Most kids with psychic gifts went one of two ways: They clamped down on their talents until those talents disappeared, or they went crazy. Stella knew that mental hospitals were full of people who had been medicated out of their gifts, who couldn’t make sense of what they knew or told the wrong person and got sent away for it. She could only imagine the kind of hell that would be.

Stella was one of the quiet ones … but her gifts never went away. She never denied them. She just learned when to keep her mouth shut … until she got to college and learned there were people out there whose entire religion was built around the idea that the kind of thing she could do was perfectly normal. Not all Wiccans were outstandingly psychic. Lark, for example, could do magic but didn’t have a strong individual gift like Stella’s Sight. Those who weren’t psychic learned to use whatever they had, and those who were found their way to teachers like Foxglove.

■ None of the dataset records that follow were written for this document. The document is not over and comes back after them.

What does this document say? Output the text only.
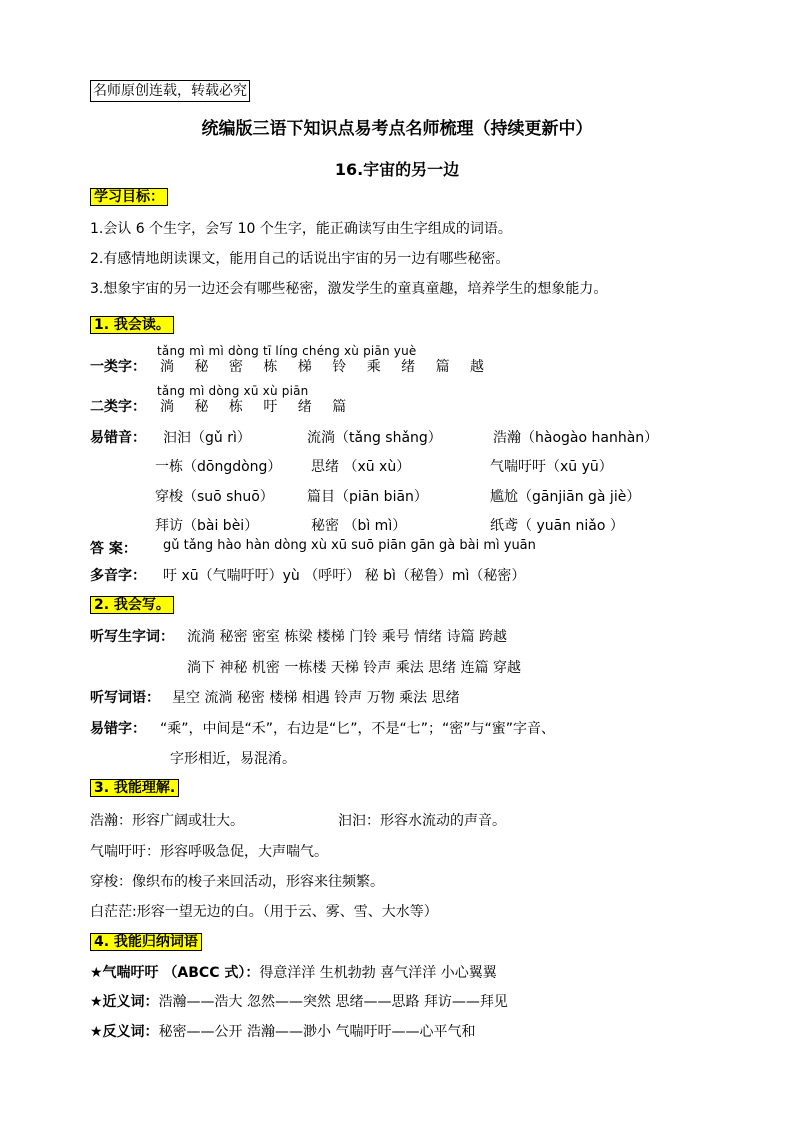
名师原创连载，转载必究
统编版三语下知识点易考点名师梳理（持续更新中）
16.宇宙的另一边
学习目标：
1.会认 6 个生字，会写 10 个生字，能正确读写由生字组成的词语。
2.有感情地朗读课文，能用自己的话说出宇宙的另一边有哪些秘密。
3.想象宇宙的另一边还会有哪些秘密，激发学生的童真童趣，培养学生的想象能力。
1. 我会读。
tǎng mì mì dòng tī líng chéng xù piān yuè
一类字： 淌 秘 密 栋 梯 铃 乘 绪 篇 越
tǎng mì dòng xū xù piān
二类字： 淌 秘 栋 吁 绪 篇
易错音： 汩汩（gǔ rì）	流淌（tǎng shǎng）	浩瀚（hàogào hanhàn）
一栋（dōngdòng） 思绪 （xū xù）	气喘吁吁（xū yū）
穿梭（suō shuō） 篇目（piān biān）	尴尬（gānjiān gà jiè）
拜访（bài bèi）	秘密 （bì mì）	纸鸢（ yuān niǎo ）
答 案： gǔ tǎng hào hàn dòng xù xū suō piān gān gà bài mì yuān
多音字： 吁 xū（气喘吁吁）yù （呼吁） 秘 bì（秘鲁）mì（秘密）
2. 我会写。
听写生字词： 流淌 秘密 密室 栋梁 楼梯 门铃 乘号 情绪 诗篇 跨越
淌下 神秘 机密 一栋楼 天梯 铃声 乘法 思绪 连篇 穿越
听写词语： 星空 流淌 秘密 楼梯 相遇 铃声 万物 乘法 思绪
易错字： “乘”，中间是“禾”，右边是“匕”，不是“七”；“密”与“蜜”字音、
字形相近，易混淆。
3. 我能理解.
浩瀚：形容广阔或壮大。	汩汩：形容水流动的声音。
气喘吁吁：形容呼吸急促，大声喘气。
穿梭：像织布的梭子来回活动，形容来往频繁。
白茫茫:形容一望无边的白。（用于云、雾、雪、大水等）
4. 我能归纳词语
★气喘吁吁 （ABCC 式）：得意洋洋 生机勃勃 喜气洋洋 小心翼翼
★近义词：浩瀚——浩大 忽然——突然 思绪——思路 拜访——拜见
★反义词：秘密——公开 浩瀚——渺小 气喘吁吁——心平气和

Well … most did. A few still went crazy. But at least in the Pagan community they had a fighting chance.

She remembered when she’d been a new little Witchlet and had been determined to share her discoveries with her father. She’d worn a giant pentagram and carried her books around proudly. It wasn’t as though they’d been devoutly religious before that. The last time she could remember being in church was for her stepmother’s funeral.

Still, tell an Irish Catholic guy his daughter’s a Witch, and the result was pretty predictable.

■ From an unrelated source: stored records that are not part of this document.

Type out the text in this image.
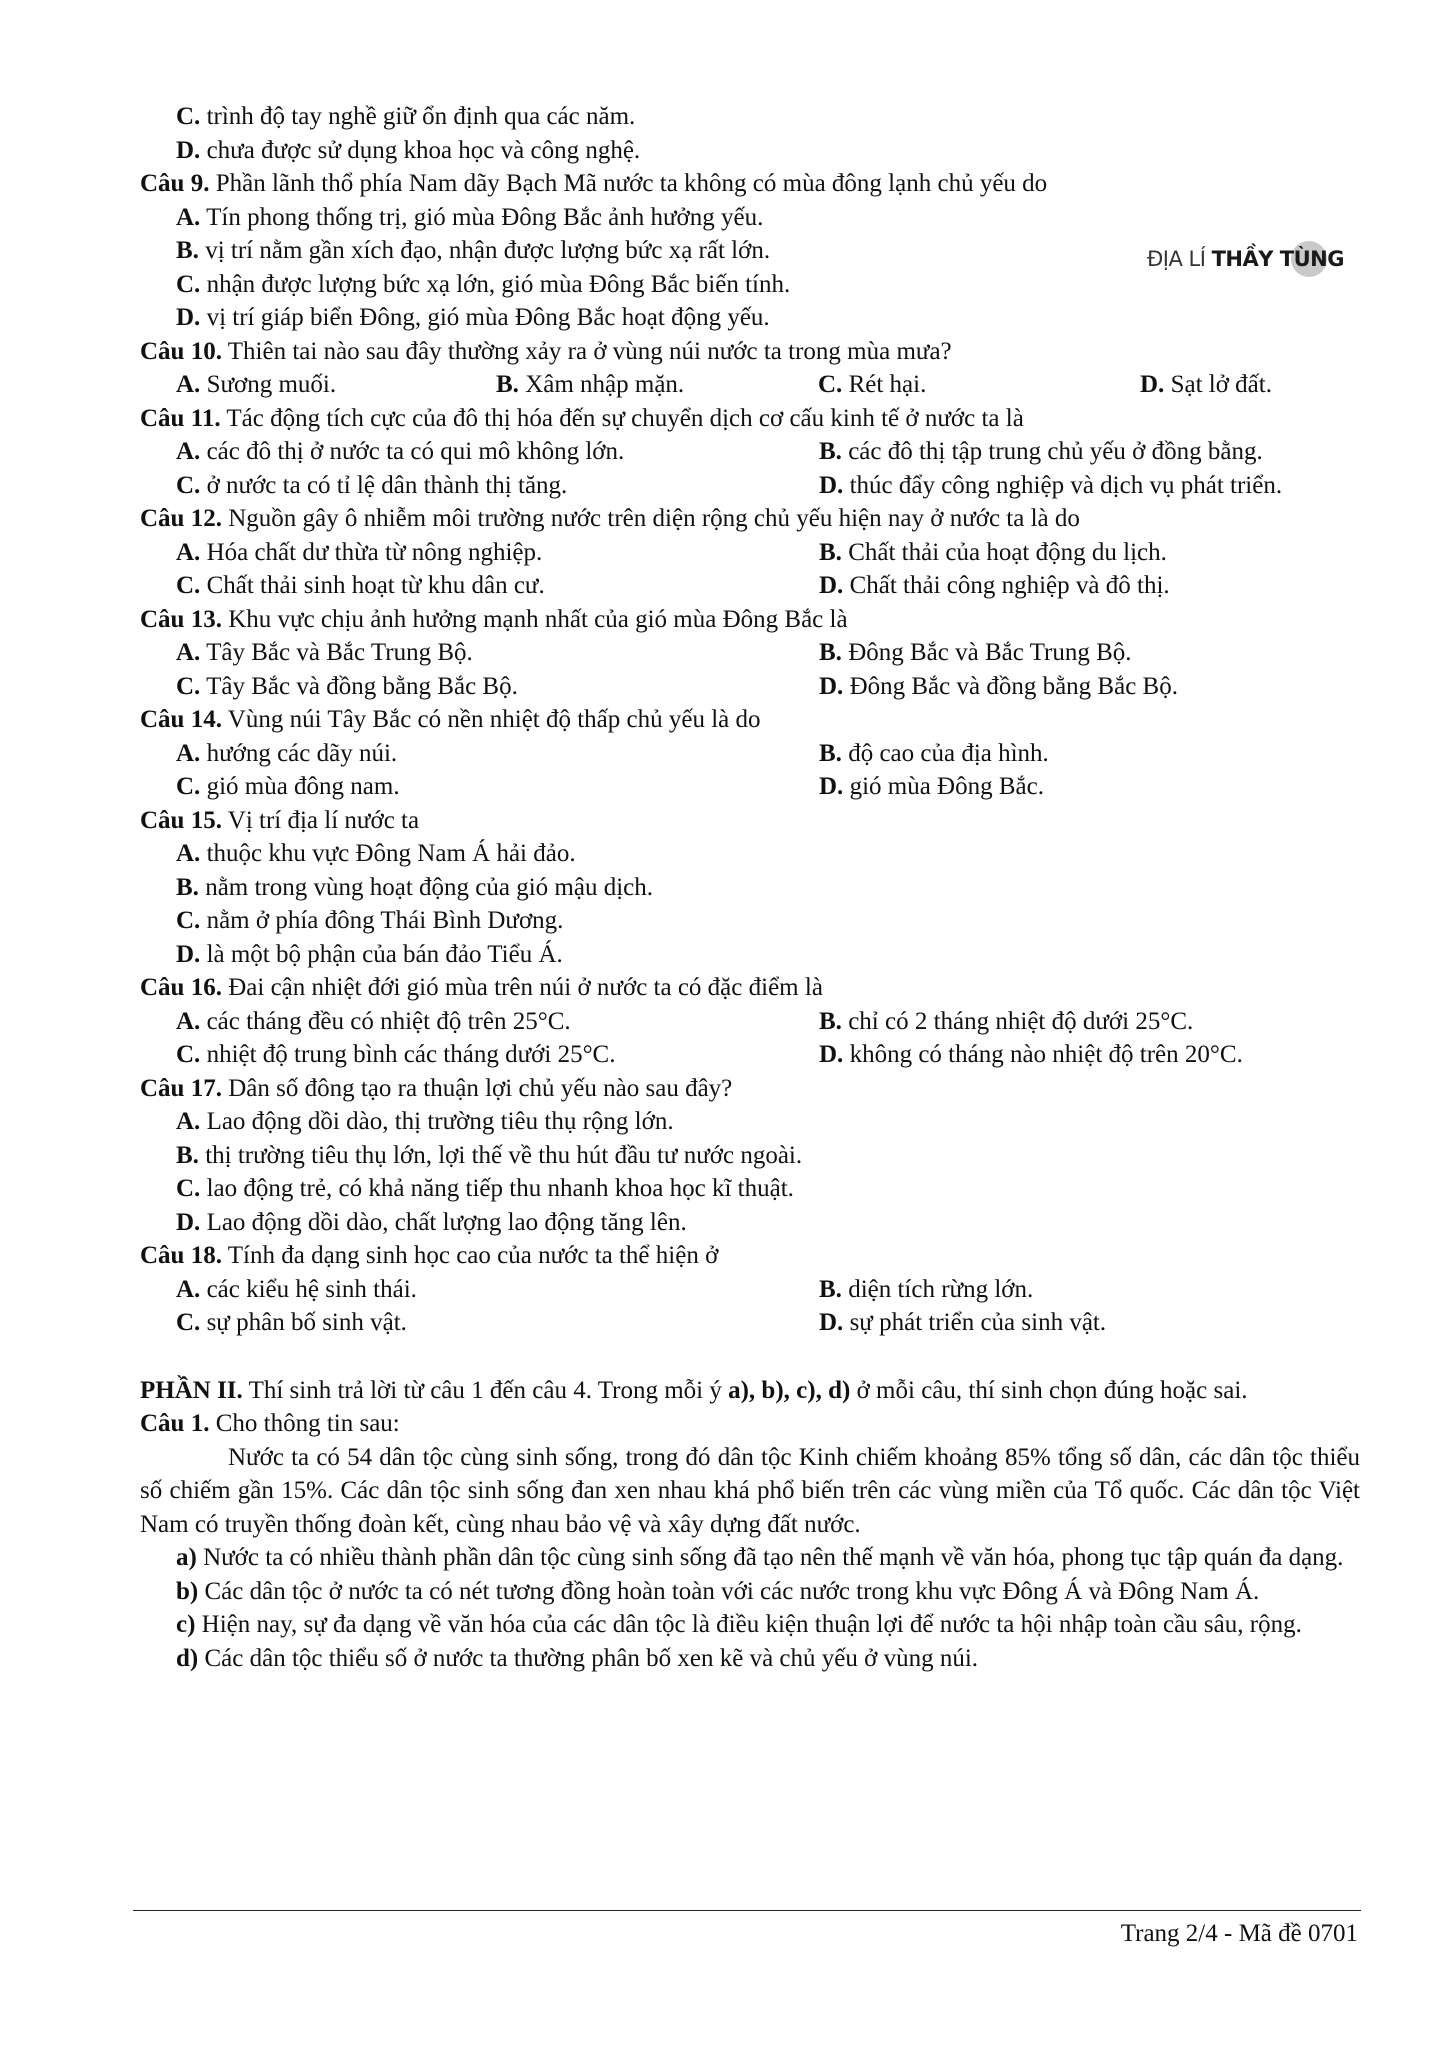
ĐỊA LÍ THẦY TÙNG
C. trình độ tay nghề giữ ổn định qua các năm.
D. chưa được sử dụng khoa học và công nghệ.
Câu 9. Phần lãnh thổ phía Nam dãy Bạch Mã nước ta không có mùa đông lạnh chủ yếu do
A. Tín phong thống trị, gió mùa Đông Bắc ảnh hưởng yếu.
B. vị trí nằm gần xích đạo, nhận được lượng bức xạ rất lớn.
C. nhận được lượng bức xạ lớn, gió mùa Đông Bắc biến tính.
D. vị trí giáp biển Đông, gió mùa Đông Bắc hoạt động yếu.
Câu 10. Thiên tai nào sau đây thường xảy ra ở vùng núi nước ta trong mùa mưa?
A. Sương muối.	B. Xâm nhập mặn.	C. Rét hại.	D. Sạt lở đất.
Câu 11. Tác động tích cực của đô thị hóa đến sự chuyển dịch cơ cấu kinh tế ở nước ta là
A. các đô thị ở nước ta có qui mô không lớn.	B. các đô thị tập trung chủ yếu ở đồng bằng.
C. ở nước ta có tỉ lệ dân thành thị tăng.	D. thúc đẩy công nghiệp và dịch vụ phát triển.
Câu 12. Nguồn gây ô nhiễm môi trường nước trên diện rộng chủ yếu hiện nay ở nước ta là do
A. Hóa chất dư thừa từ nông nghiệp.	B. Chất thải của hoạt động du lịch.
C. Chất thải sinh hoạt từ khu dân cư.	D. Chất thải công nghiệp và đô thị.
Câu 13. Khu vực chịu ảnh hưởng mạnh nhất của gió mùa Đông Bắc là
A. Tây Bắc và Bắc Trung Bộ.	B. Đông Bắc và Bắc Trung Bộ.
C. Tây Bắc và đồng bằng Bắc Bộ.	D. Đông Bắc và đồng bằng Bắc Bộ.
Câu 14. Vùng núi Tây Bắc có nền nhiệt độ thấp chủ yếu là do
A. hướng các dãy núi.	B. độ cao của địa hình.
C. gió mùa đông nam.	D. gió mùa Đông Bắc.
Câu 15. Vị trí địa lí nước ta
A. thuộc khu vực Đông Nam Á hải đảo.
B. nằm trong vùng hoạt động của gió mậu dịch.
C. nằm ở phía đông Thái Bình Dương.
D. là một bộ phận của bán đảo Tiểu Á.
Câu 16. Đai cận nhiệt đới gió mùa trên núi ở nước ta có đặc điểm là
A. các tháng đều có nhiệt độ trên 25°C.	B. chỉ có 2 tháng nhiệt độ dưới 25°C.
C. nhiệt độ trung bình các tháng dưới 25°C.	D. không có tháng nào nhiệt độ trên 20°C.
Câu 17. Dân số đông tạo ra thuận lợi chủ yếu nào sau đây?
A. Lao động dồi dào, thị trường tiêu thụ rộng lớn.
B. thị trường tiêu thụ lớn, lợi thế về thu hút đầu tư nước ngoài.
C. lao động trẻ, có khả năng tiếp thu nhanh khoa học kĩ thuật.
D. Lao động dồi dào, chất lượng lao động tăng lên.
Câu 18. Tính đa dạng sinh học cao của nước ta thể hiện ở
A. các kiểu hệ sinh thái.	B. diện tích rừng lớn.
C. sự phân bố sinh vật.	D. sự phát triển của sinh vật.
PHẦN II. Thí sinh trả lời từ câu 1 đến câu 4. Trong mỗi ý a), b), c), d) ở mỗi câu, thí sinh chọn đúng hoặc sai.
Câu 1. Cho thông tin sau:
Nước ta có 54 dân tộc cùng sinh sống, trong đó dân tộc Kinh chiếm khoảng 85% tổng số dân, các dân tộc thiểu số chiếm gần 15%. Các dân tộc sinh sống đan xen nhau khá phổ biến trên các vùng miền của Tổ quốc. Các dân tộc Việt Nam có truyền thống đoàn kết, cùng nhau bảo vệ và xây dựng đất nước.
a) Nước ta có nhiều thành phần dân tộc cùng sinh sống đã tạo nên thế mạnh về văn hóa, phong tục tập quán đa dạng.
b) Các dân tộc ở nước ta có nét tương đồng hoàn toàn với các nước trong khu vực Đông Á và Đông Nam Á.
c) Hiện nay, sự đa dạng về văn hóa của các dân tộc là điều kiện thuận lợi để nước ta hội nhập toàn cầu sâu, rộng.
d) Các dân tộc thiểu số ở nước ta thường phân bố xen kẽ và chủ yếu ở vùng núi.
Trang 2/4 - Mã đề 0701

Now they circled around each other on tiptoe, carefully avoiding The Subject. And in the handful of days since
Stella and Lark were attacked, her dad was even more careful with the eggshells he walked on. Apparently seeing her in a hospital bed had shaken him up enough that questions of Satan were no longer quite so pressing.

Stella sat at her altar, which was basically a wooden banana crate with a piece of discounted sari fabric draped over it, decked with her favorite religious knickknacks and, just now, a deck of tarot cards.

She stared at the resin statue of the Goddess in front of her; it depicted the two faces of the Goddess Persephone, one a maiden with a loving smile and the other a raven-haired queen holding a basket of pomegranates. Stella hadn’t been sure when she bought the statue whether the nice half was Persephone’s alter ego, Kore, as she was known before she was taken to Hades, or her little-known twin, Theia, whom Stella had only seen mentioned once or twice in really esoteric out-there literature and who, most archaeologists agreed, had never been widely worshipped.